How is playing live and writing music in the studio connected? What do you achieve and draw from each experience personally? How do you see the relationship between improvisation and composition in this regard?
Currently, I have not done any style of live performance, as Meitei is composing music by combining sounds, like a collage. My composition is distinctive, not very musical. Melody and scale etc are not intended. Everything is the result of a chain of choices. Recently I do not use instruments at all. The sound I choose is always sampled from the huge sound library I made in the past. I change the bit rate to feel the expression of the sound, the selection method will result in a track. This method is inspired by the upward and downward action of the rotation speed of the cassette tape. And when it gets a slow rotation speed, it starts giving a sense of linking to Japanese drama. These methods are perfectly adapted to the current Meitei theme.
I am not much influenced by musicians, but more inspired by artists like Hayao Miyazaki, Haruki Murakami etc. My music has many concepts, themes, stories. It sometimes has a comical element like animation and expresses a calm scenery like a novel. In other words, I create entertainment. I am still looking for the best way to translate my music into a live setting without losing the intent. Of course, I would love to perform live in the near future.
How do you see the relationship between the 'sound' aspects of music and the 'composition' aspects? How do you work with sound and timbre to meet certain production ideas and in which way can certain sounds already take on compositional qualities?
My music production now has a concept – a Lost Japanese mood. For that, I will study what kind of style is required and what kind of sound color is necessary. I will abolish improvisation in favour of track-making akin to sound design, as it’s the best strategy at this stage for the unique Meitei sound. I often go to see the moss on an old temple full of rustic quiet and darkness to research the color of sound.
Our sense of hearing shares intriguing connections to other senses. From your experience, what are some of the most inspiring overlaps between different senses - and what do they tell us about the way our senses work? What happens to sound at its outermost borders?
I want to answer this question not as Meitei but as Fujita (myself). Three years ago, I realised that I had synaesthesia. I consulted the research team in Kyoto University and they advised me to devote more time to music. When I knew I had this, I became aware of the possibilities as an artist.
When I talk about synaesthesia, I like music that emits the colour blue. I’ve managed to make music that does this as well. To me, sound and music have an inter-sensual connection.
Art can be a purpose in its own right, but it can also directly feed back into everyday life, take on a social and political role and lead to more engagement. Can you describe your approach to art and being an artist?

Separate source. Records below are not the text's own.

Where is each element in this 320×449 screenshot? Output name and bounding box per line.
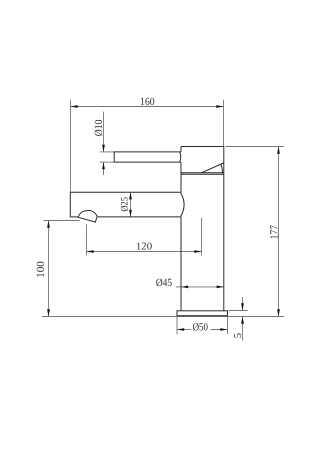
svg-text:5: 5	[233, 333, 244, 338]
svg-text:Ø10: Ø10	[93, 119, 105, 136]
svg-text:Ø50: Ø50	[193, 322, 209, 334]
svg-text:177: 177	[268, 225, 280, 240]
svg-text:Ø45: Ø45	[156, 277, 173, 289]
svg-text:Ø25: Ø25	[119, 197, 130, 212]
svg-text:160: 160	[140, 96, 155, 108]
svg-text:100: 100	[35, 261, 47, 278]
svg-text:120: 120	[136, 242, 152, 253]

These days, my approach to art is an expression that cannot be translated into language. For example, there are some emotions you feel when you look at old photos of Japanese landscapes. There is still a lot that is unknown to us that is beyond words and emotion and the role of music is to translate emotions. I try to translate this Japanese mood through my music as Meitei and I want to challenge this theme as an artist.

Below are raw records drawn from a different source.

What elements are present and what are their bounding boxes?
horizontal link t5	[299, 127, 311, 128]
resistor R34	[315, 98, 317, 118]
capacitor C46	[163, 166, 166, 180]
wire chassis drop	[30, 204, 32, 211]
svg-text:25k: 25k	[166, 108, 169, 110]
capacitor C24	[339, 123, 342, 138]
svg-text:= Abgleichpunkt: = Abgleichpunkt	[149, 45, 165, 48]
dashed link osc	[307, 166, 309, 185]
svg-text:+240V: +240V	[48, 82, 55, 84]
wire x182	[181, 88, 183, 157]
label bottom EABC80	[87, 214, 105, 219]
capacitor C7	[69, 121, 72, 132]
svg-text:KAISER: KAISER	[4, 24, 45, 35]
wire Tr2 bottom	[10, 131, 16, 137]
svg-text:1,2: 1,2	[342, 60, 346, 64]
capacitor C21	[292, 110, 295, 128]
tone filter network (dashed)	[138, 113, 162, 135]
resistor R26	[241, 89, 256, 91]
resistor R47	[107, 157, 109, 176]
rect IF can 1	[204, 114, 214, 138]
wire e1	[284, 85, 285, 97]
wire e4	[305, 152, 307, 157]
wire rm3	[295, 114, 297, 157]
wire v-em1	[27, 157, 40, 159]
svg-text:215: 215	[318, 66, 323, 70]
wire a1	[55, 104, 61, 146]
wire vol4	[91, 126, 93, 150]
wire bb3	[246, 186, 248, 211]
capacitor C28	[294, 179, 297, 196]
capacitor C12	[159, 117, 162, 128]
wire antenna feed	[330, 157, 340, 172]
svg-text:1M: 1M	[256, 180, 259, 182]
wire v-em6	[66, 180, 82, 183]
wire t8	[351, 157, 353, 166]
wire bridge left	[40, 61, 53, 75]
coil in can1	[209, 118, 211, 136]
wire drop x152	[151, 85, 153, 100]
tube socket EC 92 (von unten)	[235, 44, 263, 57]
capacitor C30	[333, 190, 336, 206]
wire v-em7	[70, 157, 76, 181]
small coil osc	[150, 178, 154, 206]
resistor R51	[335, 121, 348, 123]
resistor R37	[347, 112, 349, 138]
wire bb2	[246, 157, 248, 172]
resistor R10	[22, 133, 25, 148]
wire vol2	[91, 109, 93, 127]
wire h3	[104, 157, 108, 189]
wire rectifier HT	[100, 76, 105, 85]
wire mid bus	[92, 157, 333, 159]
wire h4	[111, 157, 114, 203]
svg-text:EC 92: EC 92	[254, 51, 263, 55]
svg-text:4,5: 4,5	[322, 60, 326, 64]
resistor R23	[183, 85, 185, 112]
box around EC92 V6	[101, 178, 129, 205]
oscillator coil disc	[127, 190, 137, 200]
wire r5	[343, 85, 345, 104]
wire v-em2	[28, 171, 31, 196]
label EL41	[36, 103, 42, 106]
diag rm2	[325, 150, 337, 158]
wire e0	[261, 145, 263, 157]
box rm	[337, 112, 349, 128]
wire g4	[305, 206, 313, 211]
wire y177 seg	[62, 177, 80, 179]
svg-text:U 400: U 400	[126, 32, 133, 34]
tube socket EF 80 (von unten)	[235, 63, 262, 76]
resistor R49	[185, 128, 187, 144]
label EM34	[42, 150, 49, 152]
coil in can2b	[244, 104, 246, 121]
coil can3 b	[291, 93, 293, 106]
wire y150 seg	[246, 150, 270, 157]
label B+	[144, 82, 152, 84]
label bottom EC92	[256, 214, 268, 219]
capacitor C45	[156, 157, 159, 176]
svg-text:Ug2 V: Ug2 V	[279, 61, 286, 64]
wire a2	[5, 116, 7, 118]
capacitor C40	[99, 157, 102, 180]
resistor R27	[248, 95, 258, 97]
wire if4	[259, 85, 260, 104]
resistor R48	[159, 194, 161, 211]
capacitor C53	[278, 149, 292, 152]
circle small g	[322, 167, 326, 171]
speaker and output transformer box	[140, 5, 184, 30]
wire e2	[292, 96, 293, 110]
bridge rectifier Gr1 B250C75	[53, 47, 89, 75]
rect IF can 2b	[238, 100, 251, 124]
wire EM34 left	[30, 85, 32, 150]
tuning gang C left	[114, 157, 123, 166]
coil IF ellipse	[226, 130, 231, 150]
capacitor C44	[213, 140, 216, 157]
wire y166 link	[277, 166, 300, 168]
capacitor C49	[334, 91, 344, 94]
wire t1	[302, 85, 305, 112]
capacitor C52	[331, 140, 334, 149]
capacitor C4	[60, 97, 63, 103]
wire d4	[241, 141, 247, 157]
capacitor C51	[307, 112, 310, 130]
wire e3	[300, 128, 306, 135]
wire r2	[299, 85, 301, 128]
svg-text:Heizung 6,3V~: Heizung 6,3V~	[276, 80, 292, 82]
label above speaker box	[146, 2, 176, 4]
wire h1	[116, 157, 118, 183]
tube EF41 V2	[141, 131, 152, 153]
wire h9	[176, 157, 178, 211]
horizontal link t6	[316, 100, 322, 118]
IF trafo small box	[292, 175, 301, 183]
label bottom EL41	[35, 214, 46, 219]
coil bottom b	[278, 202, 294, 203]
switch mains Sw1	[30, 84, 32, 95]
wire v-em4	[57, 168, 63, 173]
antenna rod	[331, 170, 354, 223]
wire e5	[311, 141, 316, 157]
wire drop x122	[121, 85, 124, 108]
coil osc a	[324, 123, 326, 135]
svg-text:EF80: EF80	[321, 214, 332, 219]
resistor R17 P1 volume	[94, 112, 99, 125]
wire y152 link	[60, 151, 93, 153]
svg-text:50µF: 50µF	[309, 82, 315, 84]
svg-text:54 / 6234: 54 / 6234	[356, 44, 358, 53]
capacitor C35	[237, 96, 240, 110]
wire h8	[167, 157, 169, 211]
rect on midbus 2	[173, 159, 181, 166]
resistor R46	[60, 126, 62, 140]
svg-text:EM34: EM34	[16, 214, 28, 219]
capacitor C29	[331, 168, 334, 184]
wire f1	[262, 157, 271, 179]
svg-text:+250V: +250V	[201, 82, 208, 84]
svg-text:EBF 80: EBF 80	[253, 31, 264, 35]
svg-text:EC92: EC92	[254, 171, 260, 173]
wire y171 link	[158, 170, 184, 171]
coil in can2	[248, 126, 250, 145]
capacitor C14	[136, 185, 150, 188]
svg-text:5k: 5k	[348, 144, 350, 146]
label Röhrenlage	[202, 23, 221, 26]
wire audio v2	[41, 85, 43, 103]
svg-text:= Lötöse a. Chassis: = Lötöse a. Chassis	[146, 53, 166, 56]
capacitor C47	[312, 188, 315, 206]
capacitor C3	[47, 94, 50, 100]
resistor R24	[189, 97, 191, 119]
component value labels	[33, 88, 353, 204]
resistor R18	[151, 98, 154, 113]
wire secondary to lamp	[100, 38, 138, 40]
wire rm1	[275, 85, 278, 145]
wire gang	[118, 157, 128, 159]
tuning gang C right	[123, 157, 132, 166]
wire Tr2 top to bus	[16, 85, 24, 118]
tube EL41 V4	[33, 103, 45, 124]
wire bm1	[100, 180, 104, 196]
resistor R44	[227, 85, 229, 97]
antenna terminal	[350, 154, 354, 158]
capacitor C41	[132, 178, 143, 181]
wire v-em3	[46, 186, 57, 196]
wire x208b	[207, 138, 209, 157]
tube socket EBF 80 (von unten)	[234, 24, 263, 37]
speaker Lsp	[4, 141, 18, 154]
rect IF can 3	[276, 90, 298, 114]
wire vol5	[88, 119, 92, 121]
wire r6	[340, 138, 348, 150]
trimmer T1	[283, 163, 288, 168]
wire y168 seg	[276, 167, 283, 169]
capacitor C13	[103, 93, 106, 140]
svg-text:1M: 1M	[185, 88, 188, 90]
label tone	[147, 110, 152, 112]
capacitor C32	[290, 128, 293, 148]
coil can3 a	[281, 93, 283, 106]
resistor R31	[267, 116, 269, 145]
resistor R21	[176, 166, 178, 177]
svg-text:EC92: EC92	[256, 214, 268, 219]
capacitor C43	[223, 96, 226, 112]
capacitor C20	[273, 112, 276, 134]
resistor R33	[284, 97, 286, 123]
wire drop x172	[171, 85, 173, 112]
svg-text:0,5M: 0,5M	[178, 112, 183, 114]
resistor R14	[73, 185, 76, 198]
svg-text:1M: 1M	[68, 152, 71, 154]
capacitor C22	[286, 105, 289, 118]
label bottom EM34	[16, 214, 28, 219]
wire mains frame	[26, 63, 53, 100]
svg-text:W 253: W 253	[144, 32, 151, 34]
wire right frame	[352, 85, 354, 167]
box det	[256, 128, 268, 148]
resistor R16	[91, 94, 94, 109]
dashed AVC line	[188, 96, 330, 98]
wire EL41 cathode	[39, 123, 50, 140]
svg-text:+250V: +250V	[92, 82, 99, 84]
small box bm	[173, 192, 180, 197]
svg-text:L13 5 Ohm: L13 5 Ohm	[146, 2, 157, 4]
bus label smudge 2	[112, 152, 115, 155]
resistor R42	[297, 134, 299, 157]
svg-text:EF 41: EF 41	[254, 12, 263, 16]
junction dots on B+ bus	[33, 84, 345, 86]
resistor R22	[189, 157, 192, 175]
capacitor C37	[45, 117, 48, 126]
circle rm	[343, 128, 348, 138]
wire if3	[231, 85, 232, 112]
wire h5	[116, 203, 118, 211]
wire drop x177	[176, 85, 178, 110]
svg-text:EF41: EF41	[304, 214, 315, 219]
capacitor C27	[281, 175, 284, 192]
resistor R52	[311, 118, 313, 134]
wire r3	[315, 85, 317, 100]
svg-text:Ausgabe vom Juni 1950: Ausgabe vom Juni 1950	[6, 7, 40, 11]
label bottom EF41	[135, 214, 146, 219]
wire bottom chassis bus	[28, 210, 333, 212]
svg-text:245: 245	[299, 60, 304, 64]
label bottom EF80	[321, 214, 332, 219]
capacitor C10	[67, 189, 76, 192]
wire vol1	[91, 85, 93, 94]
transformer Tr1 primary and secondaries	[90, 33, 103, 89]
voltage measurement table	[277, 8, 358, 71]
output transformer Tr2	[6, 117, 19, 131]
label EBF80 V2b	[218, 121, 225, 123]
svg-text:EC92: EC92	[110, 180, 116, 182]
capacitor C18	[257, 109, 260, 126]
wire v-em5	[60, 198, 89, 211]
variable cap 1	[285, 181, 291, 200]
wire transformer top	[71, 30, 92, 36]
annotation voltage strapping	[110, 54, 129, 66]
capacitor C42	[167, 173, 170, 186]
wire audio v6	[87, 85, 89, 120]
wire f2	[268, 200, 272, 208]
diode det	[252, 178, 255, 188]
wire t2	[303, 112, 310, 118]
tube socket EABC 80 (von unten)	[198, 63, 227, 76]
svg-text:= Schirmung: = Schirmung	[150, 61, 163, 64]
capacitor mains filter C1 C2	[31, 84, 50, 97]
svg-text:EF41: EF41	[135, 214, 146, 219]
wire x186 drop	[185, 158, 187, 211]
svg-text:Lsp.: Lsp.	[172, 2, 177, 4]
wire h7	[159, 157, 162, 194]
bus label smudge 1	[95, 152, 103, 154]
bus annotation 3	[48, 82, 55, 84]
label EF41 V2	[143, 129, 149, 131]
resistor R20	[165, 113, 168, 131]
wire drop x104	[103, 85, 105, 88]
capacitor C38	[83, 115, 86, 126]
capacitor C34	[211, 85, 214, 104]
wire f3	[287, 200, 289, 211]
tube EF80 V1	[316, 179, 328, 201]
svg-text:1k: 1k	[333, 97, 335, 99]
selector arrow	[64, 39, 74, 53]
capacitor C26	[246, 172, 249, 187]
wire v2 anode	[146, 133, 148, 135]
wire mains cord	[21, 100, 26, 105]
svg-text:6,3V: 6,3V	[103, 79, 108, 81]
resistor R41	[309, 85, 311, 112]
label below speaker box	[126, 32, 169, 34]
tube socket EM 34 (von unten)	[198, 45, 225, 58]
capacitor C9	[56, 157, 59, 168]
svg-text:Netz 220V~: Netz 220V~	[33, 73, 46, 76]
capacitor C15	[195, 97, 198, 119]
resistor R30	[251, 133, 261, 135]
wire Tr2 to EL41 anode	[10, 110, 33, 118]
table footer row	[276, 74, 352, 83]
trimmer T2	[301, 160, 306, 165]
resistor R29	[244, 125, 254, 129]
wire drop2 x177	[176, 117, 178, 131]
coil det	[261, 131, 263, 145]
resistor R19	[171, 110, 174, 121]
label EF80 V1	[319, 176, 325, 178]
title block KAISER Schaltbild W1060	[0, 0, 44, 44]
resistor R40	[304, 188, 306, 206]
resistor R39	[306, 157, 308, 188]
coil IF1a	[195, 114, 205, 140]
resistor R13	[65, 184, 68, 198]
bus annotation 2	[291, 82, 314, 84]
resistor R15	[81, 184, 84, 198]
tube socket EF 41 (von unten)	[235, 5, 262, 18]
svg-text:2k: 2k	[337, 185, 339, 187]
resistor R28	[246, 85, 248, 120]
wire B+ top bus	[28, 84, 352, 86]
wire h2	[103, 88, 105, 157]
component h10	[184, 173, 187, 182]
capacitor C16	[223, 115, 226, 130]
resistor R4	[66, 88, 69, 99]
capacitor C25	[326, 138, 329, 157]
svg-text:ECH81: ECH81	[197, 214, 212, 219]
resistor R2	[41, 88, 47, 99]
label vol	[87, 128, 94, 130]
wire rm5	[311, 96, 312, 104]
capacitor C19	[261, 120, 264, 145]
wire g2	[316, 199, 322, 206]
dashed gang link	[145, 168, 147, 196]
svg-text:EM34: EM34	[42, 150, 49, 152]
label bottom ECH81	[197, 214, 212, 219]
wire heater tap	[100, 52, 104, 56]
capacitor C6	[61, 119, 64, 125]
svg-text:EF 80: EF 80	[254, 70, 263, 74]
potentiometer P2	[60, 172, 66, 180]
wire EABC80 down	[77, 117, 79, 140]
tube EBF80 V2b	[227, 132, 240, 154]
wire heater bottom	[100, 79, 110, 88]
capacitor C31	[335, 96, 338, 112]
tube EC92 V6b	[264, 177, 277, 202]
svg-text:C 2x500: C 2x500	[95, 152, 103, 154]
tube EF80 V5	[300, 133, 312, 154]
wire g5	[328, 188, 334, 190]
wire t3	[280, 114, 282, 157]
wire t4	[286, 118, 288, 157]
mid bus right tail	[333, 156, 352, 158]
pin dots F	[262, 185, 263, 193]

It is remarkable, in a way, that we have arrived in the 21st century with the basic concept of music still intact. Do you have a vision of music, an idea of what music could be beyond its current form?
I am also surprised that the basic concept of music still remains. At the same time it symbolizes the calmness of the speed of growth of the culture of music. I think that the speed of its growth is because there is not much changed in how we listen to music. We listen to music in stereo with two ears. I cannot imagine how this is going to evolve. However, if new ways of creating and consuming music continue to develop, new concepts of music be derived.